Authors demonstrate that FFN activations are more critical than attention maps for distillation, and that high-quality data can offset smaller budgets. The main idea of this work, that is, using trainable projections for LLM shrinking, is novel and seems very promising. These projections introduce token-independent overhead and can be multiplied out after training, making this inference efficient. Since teacher weights are frozen, this potentially allows the student to not forget information from the teacher so easily at the beginning, in comparison to initialization with pruning, allowing the student to benefit from it longer. The idea sounds simple and intuitive, yet it is not present in the literature according to my knowledge, strengthening the potential impact. This method can be used alongside distillation and makes hidden state matching more efficient, as these projections can be reused to align activations.

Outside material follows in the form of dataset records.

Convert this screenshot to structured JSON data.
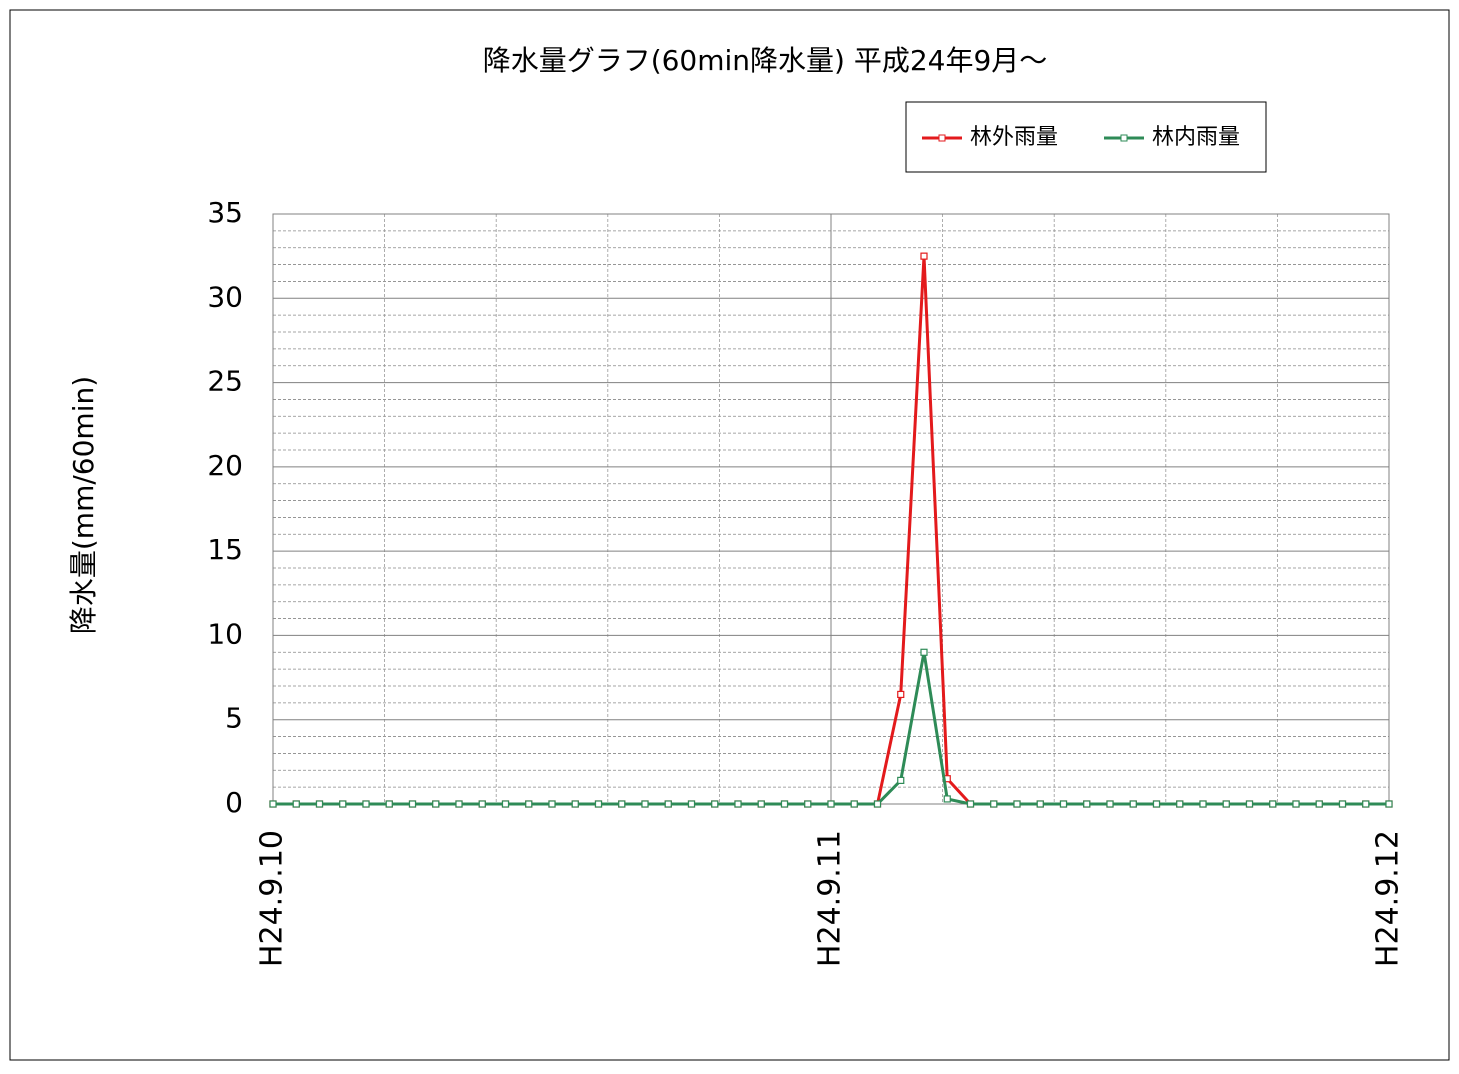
{
  "chart_data": {
    "type": "line",
    "title": "降水量グラフ(60min降水量) 平成24年9月～",
    "y_label": "降水量(mm/60min)",
    "categories": [
      "H24.9.10",
      null,
      null,
      null,
      null,
      null,
      null,
      null,
      null,
      null,
      null,
      null,
      null,
      null,
      null,
      null,
      null,
      null,
      null,
      null,
      null,
      null,
      null,
      null,
      "H24.9.11",
      null,
      null,
      null,
      null,
      null,
      null,
      null,
      null,
      null,
      null,
      null,
      null,
      null,
      null,
      null,
      null,
      null,
      null,
      null,
      null,
      null,
      null,
      null,
      "H24.9.12"
    ],
    "series": [
      {
        "name": "林外雨量",
        "color": "#e31a1c",
        "values": [
          0,
          0,
          0,
          0,
          0,
          0,
          0,
          0,
          0,
          0,
          0,
          0,
          0,
          0,
          0,
          0,
          0,
          0,
          0,
          0,
          0,
          0,
          0,
          0,
          0,
          0,
          0,
          6.5,
          32.5,
          1.5,
          0,
          0,
          0,
          0,
          0,
          0,
          0,
          0,
          0,
          0,
          0,
          0,
          0,
          0,
          0,
          0,
          0,
          0,
          0
        ]
      },
      {
        "name": "林内雨量",
        "color": "#2e8b57",
        "values": [
          0,
          0,
          0,
          0,
          0,
          0,
          0,
          0,
          0,
          0,
          0,
          0,
          0,
          0,
          0,
          0,
          0,
          0,
          0,
          0,
          0,
          0,
          0,
          0,
          0,
          0,
          0,
          1.4,
          9,
          0.3,
          0,
          0,
          0,
          0,
          0,
          0,
          0,
          0,
          0,
          0,
          0,
          0,
          0,
          0,
          0,
          0,
          0,
          0,
          0
        ]
      }
    ],
    "ylim": [
      0,
      35
    ],
    "yticks": [
      0,
      5,
      10,
      15,
      20,
      25,
      30,
      35
    ],
    "grid": true,
    "minor_grid": true,
    "legend": "top-right"
  }
}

Extensive experiments are performed, including comparison with strong baselines, comprehensive ablations, and performance scaling studies. The method achieves competitive downstream accuracy with 10–20 B pre-training tokens versus ≥ 1 T for baselines. Benchmarks span reasoning, commonsense, comprehension, and knowledge tasks; ablations dissect projection, clone loss terms, data quality, weight sharing, and α sensitivity. Training throughput on H800 GPUs, memory analyses, and pseudo-code facilitate reproduction; open-source code link provided.
(c) Weaknesses
This paper introduces a novel, promising soft-shrinking technique that appears to be a good alternative to the dominant shrinking + distillation recipe. However, the initial submission did not contain a proper validation confirming the validity of the method, comparing their results to distillation only (while the low-rank clone model was also distilled). Although the authors submitted this during the rebuttal period, this strongly changes the conclusions of the work, as a low-rank clone is only superior for long horizons, which are not always practical for shrinking. Moreover, the paper did not mention that this method does not decrease the width of feed-forward and attention head size, which may become problematic for hierarchical shrinking, which is the most practical application.
(d) The most important reasons for your decision to accept/reject.
The effectiveness and novelty of the approach.
(e) Summarize the discussion and changes during the rebuttal period.
The rebuttal was extensive and satisfied most of the reviewers' concerns, leading to increase in the rating for one reviewer (from 3 to 4), with two others maintaining their original high score of 5.